Pastor James McConnell, 78, of Whitewell Metropolitan Tabernacle in Belfast, Northern Ireland, made his comments — which included calling Islam “heathen” — in a sermon delivered last May, the BBC reported.
“The Muslim religion was created many hundreds of years after Christ. Muhammad, the Islam Prophet, was born around the year A.D. 570, but Muslims believe that Islam is the true religion,” he preached. “Now, people say there are good Muslims in Britain. That may be so, but I don’t trust them.”
McConnell continued, “Islam’s ideas about God, about humanity, about salvation are vastly different from the teaching of the holy scriptures. Islam is heathen. Islam is satanic. Islam is a doctrine spawned in hell.”

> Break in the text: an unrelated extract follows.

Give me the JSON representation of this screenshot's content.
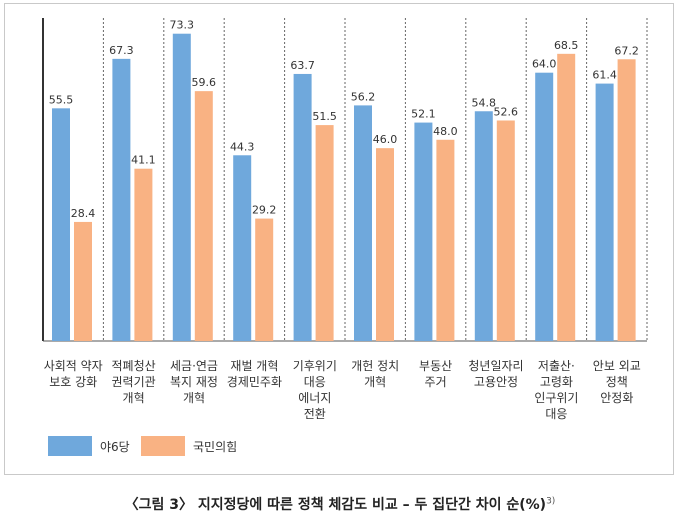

He initially defended his comments, but relented and apologized for offending anyone after a public outcry; the police were subsequently called to investigate him for a potential hate crime.
Watch McConnell’s comments about Islam below:
McConnell, who is accused of violating the law, reportedly denied the issuance of an “informed warning,” which is not a conviction, though it stays on a person’s criminal record for the period of one year.
Accepting the informed warning, though, would have prevented the pastor from being prosecuted in court.
A representative for the Public Prosecution Service in North Ireland told the BBC that McConnell had violated the Communications Act 2003 and that his offence was “one of sending, or causing to be sent, by means of a public electronic communications network, a message or other matter that was grossly offensive.”
But McConnell — who retired from Whitewell Metropolitan Tabernacle following the controversy — isn’t backing down, proclaiming in an interview that he is “not going to be gagged.”
“The police tried to shut me up and tell me what to preach. It’s ridiculous. I believe in freedom of speech. I’m going to keep on preaching the gospel,” he said, according to the Guardian. “I have nothing against Muslims, I have never hated Muslims, I have never hated anyone. But I am against what Muslims believe.”
McConnell continued, “They have the right to say what they believe in and I have a right to say what I believe.”
As TheBlaze previously reported, Ashers Baking Company in Northern Ireland was also recently convicted of discrimination after refusing to make a cake with a message supporting gay marriage.